En substance, l’estime de soi est donc la valeur positive qu’on se reconnaît comme individu de façon globale, dans chacun des domaines que l’on juge importants. Bien que l’estime de soi constitue le ressenti sur lequel nous allons nous pencher auprès des élèves et durant notre travail de recherche, il est nécessaire de préciser qu’il ne s’agit pas là de l’objet mesurable de celle-ci. En effet, dans une perspective d’objectivation de cette notion floue, c’est le concept de soi, qui a été opérationnalisé par le test de Bless, Bonvin et Schuepbach (2005), que nous allons mesurer et étudier durant le présent travail. C’est donc ce concept que nous allons expliciter principalement dans ce chapitre. James (1892) (cité par Borrero, 1984) décrit le concept du soi comme une composante de l’individu ayant trois facettes qui peuvent être soit des attitudes « objectivables » ou encore des sentiments. Il décrit en effet le soi matériel (qui manifeste des attitudes narcissiques tant autour de sa personne que de ses possessions et des sentiments d’orgueil ou de honte autour des possessions). Le soi social qui manifeste des attitudes d’ambition, de fanfaronnade et des sentiments d’orgueil ou de honte concernant son appartenance.

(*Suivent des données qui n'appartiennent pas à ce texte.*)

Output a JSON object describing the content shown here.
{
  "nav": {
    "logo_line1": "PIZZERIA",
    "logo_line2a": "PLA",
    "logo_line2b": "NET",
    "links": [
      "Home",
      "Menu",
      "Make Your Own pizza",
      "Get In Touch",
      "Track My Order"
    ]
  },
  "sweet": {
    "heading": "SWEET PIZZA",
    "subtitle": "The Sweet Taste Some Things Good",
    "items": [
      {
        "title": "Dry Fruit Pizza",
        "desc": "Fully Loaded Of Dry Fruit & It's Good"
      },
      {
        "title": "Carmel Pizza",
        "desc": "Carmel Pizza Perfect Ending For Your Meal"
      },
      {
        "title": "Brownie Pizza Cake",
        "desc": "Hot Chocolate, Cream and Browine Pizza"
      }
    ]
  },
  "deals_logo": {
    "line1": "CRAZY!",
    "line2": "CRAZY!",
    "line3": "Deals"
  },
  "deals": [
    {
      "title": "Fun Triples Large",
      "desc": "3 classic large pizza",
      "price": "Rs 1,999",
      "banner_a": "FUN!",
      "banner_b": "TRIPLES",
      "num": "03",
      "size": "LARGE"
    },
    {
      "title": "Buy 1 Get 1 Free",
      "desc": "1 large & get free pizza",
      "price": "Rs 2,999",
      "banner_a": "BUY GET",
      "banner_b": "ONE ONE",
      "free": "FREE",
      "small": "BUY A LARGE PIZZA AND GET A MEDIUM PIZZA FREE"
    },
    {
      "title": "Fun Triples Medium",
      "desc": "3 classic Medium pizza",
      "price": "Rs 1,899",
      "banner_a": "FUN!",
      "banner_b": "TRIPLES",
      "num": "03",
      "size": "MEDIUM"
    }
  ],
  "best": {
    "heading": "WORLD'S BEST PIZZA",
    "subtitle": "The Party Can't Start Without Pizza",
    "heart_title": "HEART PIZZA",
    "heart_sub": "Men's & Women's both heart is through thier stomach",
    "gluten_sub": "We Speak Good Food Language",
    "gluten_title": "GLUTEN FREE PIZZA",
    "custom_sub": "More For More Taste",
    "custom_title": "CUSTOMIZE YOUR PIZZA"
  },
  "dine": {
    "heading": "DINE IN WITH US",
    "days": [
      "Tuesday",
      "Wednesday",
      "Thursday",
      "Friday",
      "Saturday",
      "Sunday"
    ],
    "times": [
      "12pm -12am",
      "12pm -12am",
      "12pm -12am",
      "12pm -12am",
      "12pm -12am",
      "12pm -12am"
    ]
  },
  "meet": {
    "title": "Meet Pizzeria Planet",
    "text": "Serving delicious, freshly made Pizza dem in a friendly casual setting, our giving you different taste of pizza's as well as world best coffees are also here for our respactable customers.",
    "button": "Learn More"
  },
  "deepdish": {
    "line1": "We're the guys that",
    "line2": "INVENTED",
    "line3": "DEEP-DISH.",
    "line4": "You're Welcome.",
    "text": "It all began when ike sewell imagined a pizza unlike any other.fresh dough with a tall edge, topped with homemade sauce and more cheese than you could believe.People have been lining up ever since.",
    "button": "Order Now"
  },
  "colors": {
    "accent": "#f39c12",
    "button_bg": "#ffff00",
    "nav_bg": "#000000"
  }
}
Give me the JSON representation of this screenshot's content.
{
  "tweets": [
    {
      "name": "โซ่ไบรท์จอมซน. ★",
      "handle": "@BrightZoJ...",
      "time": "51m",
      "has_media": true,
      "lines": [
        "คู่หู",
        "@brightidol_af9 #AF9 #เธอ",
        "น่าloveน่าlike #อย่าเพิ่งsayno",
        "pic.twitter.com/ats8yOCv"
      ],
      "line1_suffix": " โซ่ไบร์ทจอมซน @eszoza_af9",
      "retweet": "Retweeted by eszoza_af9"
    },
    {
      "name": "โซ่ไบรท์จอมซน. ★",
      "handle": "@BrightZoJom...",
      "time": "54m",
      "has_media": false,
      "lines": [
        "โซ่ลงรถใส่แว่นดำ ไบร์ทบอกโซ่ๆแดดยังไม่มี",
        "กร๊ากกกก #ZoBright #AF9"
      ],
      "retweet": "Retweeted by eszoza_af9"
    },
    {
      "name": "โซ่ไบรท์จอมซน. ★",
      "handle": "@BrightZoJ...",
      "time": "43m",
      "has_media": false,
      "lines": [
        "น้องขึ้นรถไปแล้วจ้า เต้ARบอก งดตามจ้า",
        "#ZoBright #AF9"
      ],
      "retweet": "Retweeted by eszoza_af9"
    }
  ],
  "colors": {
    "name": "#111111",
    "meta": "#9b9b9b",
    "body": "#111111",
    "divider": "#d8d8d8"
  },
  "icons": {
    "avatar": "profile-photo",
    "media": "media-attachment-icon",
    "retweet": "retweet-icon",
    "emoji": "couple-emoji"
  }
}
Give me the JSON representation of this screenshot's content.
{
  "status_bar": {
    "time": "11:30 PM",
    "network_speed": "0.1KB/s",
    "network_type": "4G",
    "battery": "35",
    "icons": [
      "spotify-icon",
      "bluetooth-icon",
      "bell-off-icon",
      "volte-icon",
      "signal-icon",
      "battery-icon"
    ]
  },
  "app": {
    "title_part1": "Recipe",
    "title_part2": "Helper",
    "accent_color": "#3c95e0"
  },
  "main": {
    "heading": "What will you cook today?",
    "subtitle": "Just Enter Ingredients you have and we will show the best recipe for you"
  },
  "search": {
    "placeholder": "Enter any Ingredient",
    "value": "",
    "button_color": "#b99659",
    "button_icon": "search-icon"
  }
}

Et le soi spirituel qui manifeste des attitudes morales et religieuses, ainsi que des sentiments de supériorité ou d’infériorité morale ou intellectuelle. Notre recherche se focalisant principalement sur les éléments objectivables en milieu scolaire, les aspects nous concernant le plus sont la considération que l’individu obtient de son milieu, soit le soi social et la manière dont l’enfant ressent sa valeur personnelle, c’est-à-dire le soi spirituel. L’Ecuyer (1978) étudie les périodes de latence et de préadolescence sur lesquelles nous nous pencherons plus spécifiquement par le fait que la moitié de nos élèves se situent dans cette tranche d’âge (de 9 à 13 ans), les autres étant situés parmi les petits, qui ne se sont pas encore créés leur concept de soi (Harter, 1998) ou les adolescents qui sont en constante transformation de leur concept de soi (Gaillard, 1998). Dans son étude du concept de soi, il nous fait remarquer qu’il existe un lien très fort unissant la conscience de soi, la représentation de soi et l’image de soi (qui, dans son sens, ne peut pas encore être considéré comme un synonyme de l’estime de soi).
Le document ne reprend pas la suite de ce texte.